A la fin, il craignit de craquer. Pour réagir, se réconforter, il se mit à songer aux gens qu’il avait décidé de tuer : les amants passés de Victoria.
D’évoquer ces inconnus le rasséréna. Il devait tenir bon : il avait une œuvre à accomplir.
David fit signe au sommelier de remplir les verres.
31
Sur le chemin du retour, le nain brancha la radio afin d’éviter toute conversation. Trois heures approchaient et il estimait que Victoria et son cousin avaient terminé leur besogne.
En cours de route, ils entendirent les informations.
Parmi un flot de nouvelles disparates, on parla de la mort du garde à cheval. Le médecin légiste concluait à. une rupture d’anévrisme. Sir David rendit grâce à son poison des Andes qui agissait si promptement sans laisser de trace. Il se disait que le facteur chance avait joué en laissant le temps au brillant militaire de se débarrasser de la fléchette avant de succomber. Il existait une harmonie dans l’agencement de ses méfaits, grâce à laquelle ceux-ci n’engendraient jamais d’enquêtes fâcheuses.
Ils parvinrent an domicile d’Olav Hamsun quinze minutes avant l’heure de son rendez-vous. Le Norvégien tremblait d’impatience et se précipita hors de la Rolls, Son hôte, narquois, le regarda s’engouffrer dans l’immeuble. Au moment où Tom redémarrait, ils aperçurent la petite Hilmann verte stationnée dans une rue perpendiculaire. La jeune femme se tenait à l’intérieur, lisant une revue posée contre son volant.
— Laissez-moi ici, Tom ! ordonna le nain.
D’un œil minutieux, il s’assura que Mary ne croisait pas dans les parages et changea de véhicule.
Le sourire radieux de la nurse lui réchauffa le cœur.
— Tout a magnifiquement fonctionné, assura-t-elle, Jo a procédé à un essai depuis l’endroit où nous sommes, l’appareil s’est parfaitement déclenché.
Elle ouvrit la boîte à gants et en sortit un contacteur assez voisin de ceux qui actionnent la télévision à distance.
— Il suffira que nous pressions cette touche de façon espacée pour impressionner le rouleau de trente-six poses. Pendant qu’il le manœuvrait dans l’auto, je suis restée dans la chambre : on perçoit à peine le déclic non plus que le bruit de l’embobinage.
Ils eurent le plaisir de voir survenir Mary, emmitouflée dans son long manteau à col de fourrure, bottée et chapeautée. Elle se déplaçait d’une allure furtive, la tête inclinée. Probablement avait-elle congédié son taxi à deux blocs de chez son amant, par mesure de sécurité.
— Elle a de l’allure ! remarqua David.
Victoria lui jeta un regard furibond. Elle savait qu’il convoitait secrètement sa belle-sœur et cela la rendait malade de jalousie.
Quand elle eut disparu, il renversa son siège, croisa les mains sur son ventre et soupira :
— Laissons-les se mettre en batterie.
Des passants les considéraient d’un air surpris.
En cette saison le crépuscule s’amorçait déjà et les éclairages des vitrines prenaient de l’importance.
— On devrait avoir droit aux étreintes habillées, déclara le nain au bout d’un Instant, Prenez donc un premier portrait, ma tendre chérie.

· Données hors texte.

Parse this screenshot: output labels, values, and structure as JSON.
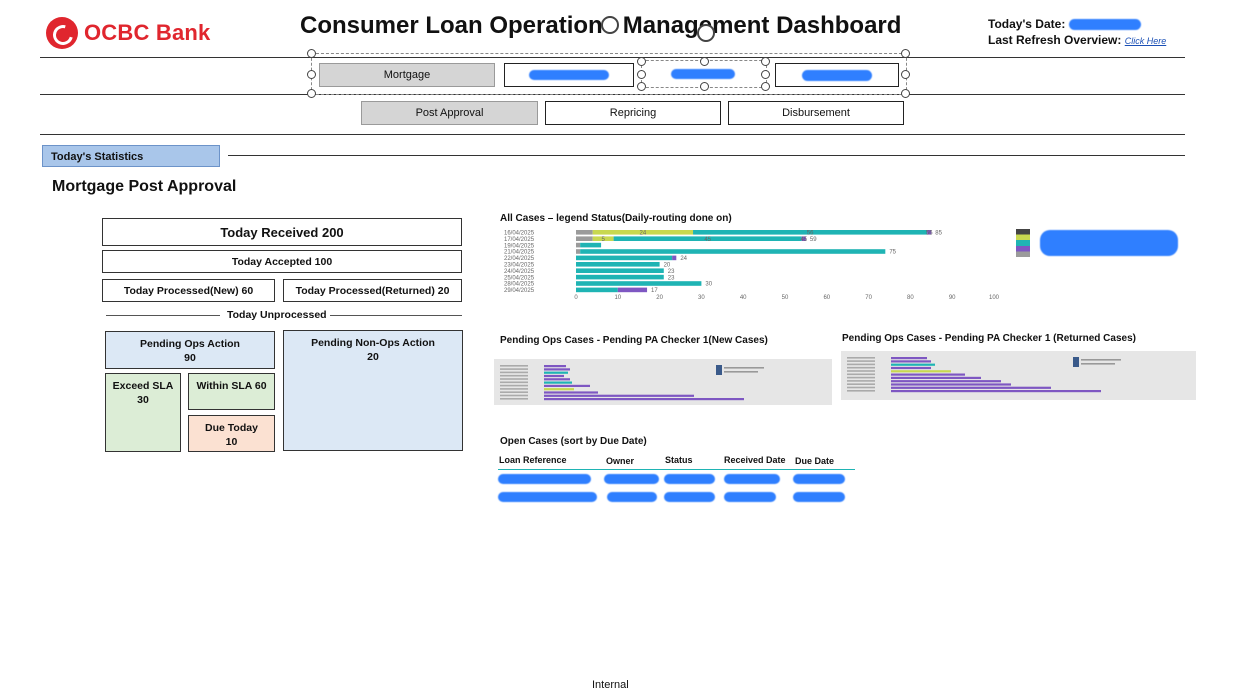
{
  "header": {
    "logo_text": "OCBC Bank",
    "title": "Consumer Loan Operations Management Dashboard",
    "date_label": "Today's Date:",
    "refresh_label": "Last Refresh Overview:",
    "refresh_link": "Click Here"
  },
  "product_tabs": [
    {
      "label": "Mortgage",
      "selected": true
    },
    {
      "label": "",
      "redacted": true
    },
    {
      "label": "",
      "redacted": true
    },
    {
      "label": "",
      "redacted": true
    }
  ],
  "stage_tabs": [
    {
      "label": "Post Approval",
      "selected": true
    },
    {
      "label": "Repricing"
    },
    {
      "label": "Disbursement"
    }
  ],
  "section_tab": "Today's Statistics",
  "section_title": "Mortgage Post Approval",
  "stats": {
    "received": "Today Received 200",
    "accepted": "Today Accepted 100",
    "processed_new": "Today Processed(New) 60",
    "processed_returned": "Today Processed(Returned) 20",
    "unprocessed": "Today Unprocessed",
    "pending_ops_label": "Pending Ops Action",
    "pending_ops_value": "90",
    "pending_nonops_label": "Pending Non-Ops Action",
    "pending_nonops_value": "20",
    "exceed_sla_label": "Exceed SLA",
    "exceed_sla_value": "30",
    "within_sla": "Within SLA 60",
    "due_today_label": "Due Today",
    "due_today_value": "10"
  },
  "colors": {
    "tab_selected": "#d5d5d5",
    "stat_tab": "#a9c6ea",
    "pending_blue": "#dce8f5",
    "sla_green": "#dcedd6",
    "due_orange": "#fbe1d2",
    "teal": "#1fb4b4",
    "lime": "#c8d850",
    "redact": "#2f7fff"
  },
  "chart_data": {
    "type": "bar",
    "title": "All Cases – legend Status(Daily-routing done on)",
    "categories": [
      "16/04/2025",
      "17/04/2025",
      "19/04/2025",
      "21/04/2025",
      "22/04/2025",
      "23/04/2025",
      "24/04/2025",
      "25/04/2025",
      "28/04/2025",
      "29/04/2025"
    ],
    "series": [
      {
        "color": "#9b9b9b",
        "values": [
          4,
          4,
          1,
          1,
          0,
          0,
          0,
          0,
          0,
          0
        ]
      },
      {
        "color": "#c8d850",
        "values": [
          24,
          5,
          0,
          0,
          0,
          0,
          0,
          0,
          0,
          0
        ]
      },
      {
        "color": "#1fb4b4",
        "values": [
          56,
          45,
          5,
          73,
          23,
          20,
          21,
          21,
          30,
          10
        ]
      },
      {
        "color": "#7e57c2",
        "values": [
          1,
          1,
          0,
          0,
          1,
          0,
          0,
          0,
          0,
          7
        ]
      }
    ],
    "data_labels": [
      "85",
      "59",
      "",
      "75",
      "24",
      "20",
      "23",
      "23",
      "30",
      "17"
    ],
    "segment_labels": [
      [
        "4",
        "24",
        "56"
      ],
      [
        "4",
        "5",
        "45"
      ],
      [],
      [
        "",
        "73"
      ],
      [
        "23"
      ],
      [
        "16"
      ],
      [
        "21"
      ],
      [
        "21"
      ],
      [],
      [
        "12"
      ]
    ],
    "xticks": [
      "0",
      "10",
      "20",
      "30",
      "40",
      "50",
      "60",
      "70",
      "80",
      "90",
      "100"
    ],
    "xlim": [
      0,
      100
    ]
  },
  "mini_chart_new": {
    "title": "Pending Ops Cases - Pending PA Checker 1(New Cases)"
  },
  "mini_chart_returned": {
    "title": "Pending Ops Cases - Pending PA Checker 1 (Returned Cases)"
  },
  "open_cases": {
    "title": "Open Cases (sort by Due Date)",
    "columns": [
      "Loan Reference",
      "Owner",
      "Status",
      "Received Date",
      "Due Date"
    ]
  },
  "footer": {
    "classification": "Internal"
  }
}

Docile, elle pressa la touche.
— Ne trouvez-vous pas curieuse cette chasse aveugle ? demanda-t-il. Nous tirons au jugé, sans savoir où est située la cible.
— L’objectif est braqué sur le lit ! fit-elle remarquer avec une pointe d’ironie.
La nurse pressa à nouveau le bouton.
— Avez-vous prévu un rendez-vous, demain, avec le Norvégien ? questionna-t-elle. Il faudra récupérer la bobine et en mettre une autre à la place pour le cas où le résultat ne serait pas satisfaisant.